— É uma cobra? — questiona uma transeunte.
— O que são esses bichos? — pergunta outra.
Na tarde desta terça-feira (19), duas cobras gigantescas que emergiam do espelho d’água da Redenção não passaram despercebidas. Todos que transitavam pelo local, de um jeito ou de outro, ficavam impactados. Alguns, olhavam com curiosidade e seguiam o seu trajeto. Outros, paravam a sua caminhada ou pedalada e circulavam a instalação tentando entender do que se tratavam aqueles seres enormes. Compreendendo ou não o significado, a maioria decidia tirar uma foto.
Rita Piven, aposentada, que andava de bicicleta pelo parque, chega perto da reportagem e pergunta:
— Posso pedir um favor? Tira uma foto minha para eu mandar para a minha filha que mora em San Diego? Mas pega a bicicleta e as cobras no fundo. As duas.
Ela conta que assistiu, mais cedo, na televisão, uma matéria sobre a instalação artística e decidiu ir até o local ver os bichos de perto. E aprovou a obra, classificando-a como “maravilhosa”.
As cobras que estão na Redenção compõem a obra Entidades, do artista indígena roraimense Jaider Esbell. Representando a fertilidade e a fartura, os animais gigantes, na simbologia do povo Makuxi, trabalham incessantemente para proteger, alertar e manter vivos os povos originários. As criaturas que eram, originalmente, uma pintura foram transformadas em balões luminosos e estarão esperando pela visita do público até o próximo dia 31, dentro da programação do 28º Porto Alegre em Cena.
A social media Mylena Borges, que se abaixava próxima à água, procurando o melhor ângulo para fazer uma foto das cobras com o seu celular, não sabia que a instalação estaria na Redenção até deparar com ela.
— Achei incrível.
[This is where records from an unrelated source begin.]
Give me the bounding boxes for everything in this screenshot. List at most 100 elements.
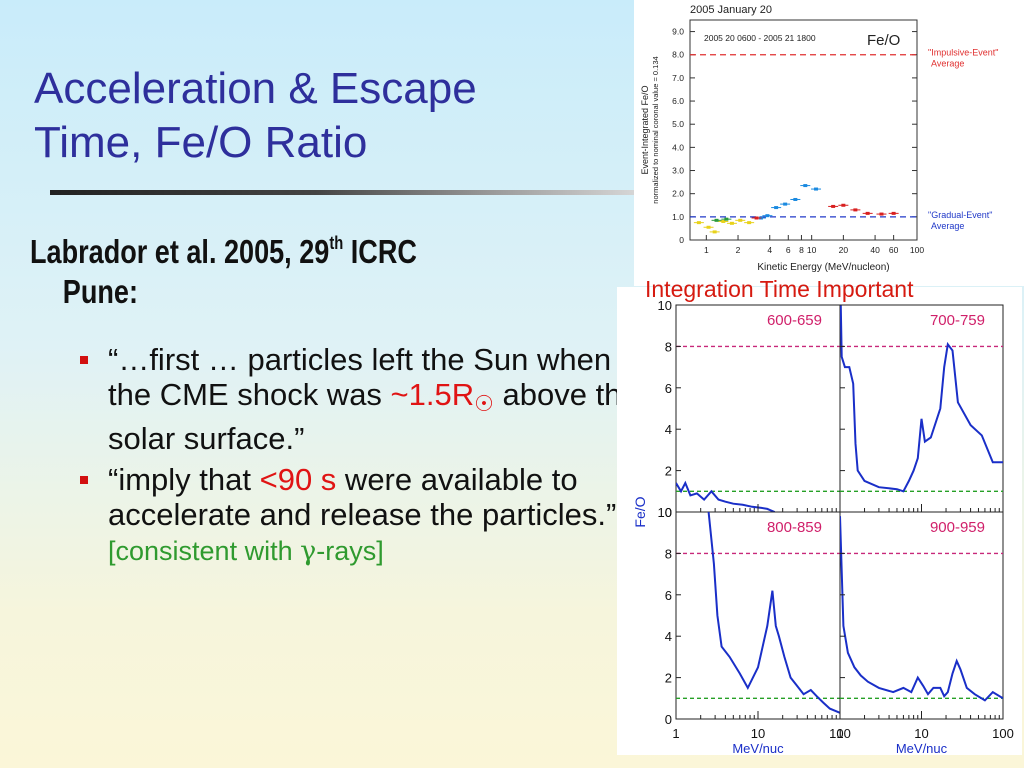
y-tick-label: 8: [665, 546, 672, 561]
reference-main: Labrador et al. 2005, 29: [30, 233, 330, 270]
y-tick-label: 7.0: [672, 73, 684, 83]
reference-heading: Labrador et al. 2005, 29th ICRC Pune:: [30, 232, 637, 312]
reference-tail: ICRC: [343, 233, 417, 270]
bullet-quote-1: “…first … particles left the Sun when th…: [80, 342, 660, 456]
bullet1-text-a: “…first … particles left the Sun when th…: [108, 342, 612, 412]
data-point: [803, 184, 808, 188]
x-tick-label: 8: [799, 245, 804, 255]
x-tick-label: 100: [992, 726, 1014, 741]
data-point: [831, 204, 836, 208]
plot-frame: [689, 19, 918, 241]
chart-subtitle: 2005 20 0600 - 2005 21 1800: [704, 33, 816, 43]
slide-title-line1: Acceleration & Escape: [34, 64, 477, 113]
x-tick-label: 100: [910, 245, 924, 255]
bullet1-radius: ~1.5R: [390, 377, 475, 412]
data-point: [706, 225, 711, 229]
y-tick-label: 1.0: [672, 212, 684, 222]
title-underline: [50, 190, 640, 195]
y-tick-label: 10: [658, 298, 672, 313]
x-tick-label: 1: [672, 726, 679, 741]
y-tick-label: 10: [658, 505, 672, 520]
reference-line-sublabel: Average: [931, 221, 964, 231]
data-point: [783, 202, 788, 206]
panel-3: 800-859: [675, 511, 841, 720]
bullet2-note: [consistent with γ-rays]: [108, 536, 384, 567]
y-tick-label: 8: [665, 339, 672, 354]
data-point: [765, 214, 770, 218]
data-point: [714, 218, 719, 222]
slide-body: Labrador et al. 2005, 29th ICRC Pune: “……: [30, 232, 660, 567]
chart-title: 2005 January 20: [690, 4, 772, 16]
reference-line2: Pune:: [62, 273, 138, 310]
y-tick-label: 8.0: [672, 50, 684, 60]
panel-label: Fe/O: [867, 32, 900, 49]
slide-title: Acceleration & Escape Time, Fe/O Ratio: [34, 62, 634, 170]
panel-2: 700-759: [839, 304, 1004, 513]
data-point: [841, 203, 846, 207]
note-text-a: [consistent with: [108, 536, 301, 566]
y-tick-label: 3.0: [672, 166, 684, 176]
x-tick-label: 40: [870, 245, 880, 255]
panel-frame: [839, 511, 1004, 720]
data-point: [696, 221, 701, 225]
y-tick-label: 4: [665, 422, 672, 437]
reference-line-label: "Impulsive-Event": [928, 48, 998, 58]
data-point: [747, 221, 752, 225]
bullet-square-icon: [80, 476, 88, 484]
y-tick-label: 2.0: [672, 189, 684, 199]
x-tick-label: 10: [807, 245, 817, 255]
y-axis-label-2: normalized to nominal coronal value = 0.…: [651, 56, 660, 203]
feo-energy-figure: 2005 January 20 2005 20 0600 - 2005 21 18…: [634, 0, 1024, 286]
y-tick-label: 0: [665, 505, 672, 520]
y-axis-label: Fe/O: [632, 496, 648, 527]
y-tick-label: 4: [665, 629, 672, 644]
x-tick-label: 1: [704, 245, 709, 255]
gamma-symbol: γ: [300, 536, 317, 567]
y-tick-label: 0: [665, 712, 672, 727]
y-tick-label: 0: [679, 235, 684, 245]
bullet2-text-a: “imply that: [108, 462, 260, 497]
x-axis-label: MeV/nuc: [732, 741, 784, 755]
x-tick-label: 6: [786, 245, 791, 255]
data-point: [891, 211, 896, 215]
integration-time-figure: 600-659 700-759 800-859 900-959 0 2 4 6 8 10 0 2 4 6 8…: [617, 287, 1022, 756]
bullet2-time: <90 s: [259, 462, 337, 497]
y-tick-label: 9.0: [672, 27, 684, 37]
reference-line-sublabel: Average: [931, 59, 964, 69]
x-tick-label: 10: [914, 726, 928, 741]
panel-frame: [675, 511, 841, 720]
reference-line-label: "Gradual-Event": [928, 210, 992, 220]
data-point: [814, 187, 819, 191]
x-tick-label: 2: [736, 245, 741, 255]
series-label: 900-959: [930, 519, 985, 536]
data-point: [721, 219, 726, 223]
x-axis-label: MeV/nuc: [896, 741, 948, 755]
data-point: [793, 197, 798, 201]
series-line: [840, 305, 1003, 493]
x-axis-label: Kinetic Energy (MeV/nucleon): [757, 262, 889, 273]
figure2-caption: Integration Time Important: [645, 276, 914, 302]
panel-1: 600-659: [675, 304, 841, 513]
data-point: [712, 230, 717, 234]
series-label: 600-659: [767, 312, 822, 329]
sun-symbol-icon: ☉: [474, 391, 494, 416]
y-tick-label: 2: [665, 464, 672, 479]
data-point: [754, 216, 759, 220]
data-point: [865, 211, 870, 215]
note-text-b: -rays]: [316, 536, 384, 566]
bullet1-text-b: above the solar surface.”: [108, 377, 639, 456]
panel-frame: [675, 304, 841, 513]
bullet2-text-b: were available to accelerate and release…: [108, 462, 617, 532]
series-label: 700-759: [930, 312, 985, 329]
bullet-list: “…first … particles left the Sun when th…: [80, 342, 660, 575]
x-tick-label: 60: [889, 245, 899, 255]
bullet-quote-2: “imply that <90 s were available to acce…: [80, 462, 660, 569]
x-tick-label: 4: [767, 245, 772, 255]
series-label: 800-859: [767, 519, 822, 536]
slide-title-line2: Time, Fe/O Ratio: [34, 118, 368, 167]
y-tick-label: 6: [665, 381, 672, 396]
x-tick-label: 100: [829, 726, 851, 741]
y-tick-label: 4.0: [672, 142, 684, 152]
data-point: [738, 218, 743, 222]
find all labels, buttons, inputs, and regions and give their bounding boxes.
Amo quando tem umas intervenções assim, saindo do normal — conta ela.
Gerações
Antônio Carlos Brock, aposentado, passou de manhã pelo espelho d’água. Achou curioso e decidiu ir em casa buscar o neto Pietro, de cinco anos, que veio de Canoas visitar o avô, para ir ver as criaturas gigantes que saíam das águas.
— Não entendi bem o significado, mas achei muito bonito. Movimenta a cultura, o comércio. Pessoal tá todo admirando, tirando foto — ressalta Brock.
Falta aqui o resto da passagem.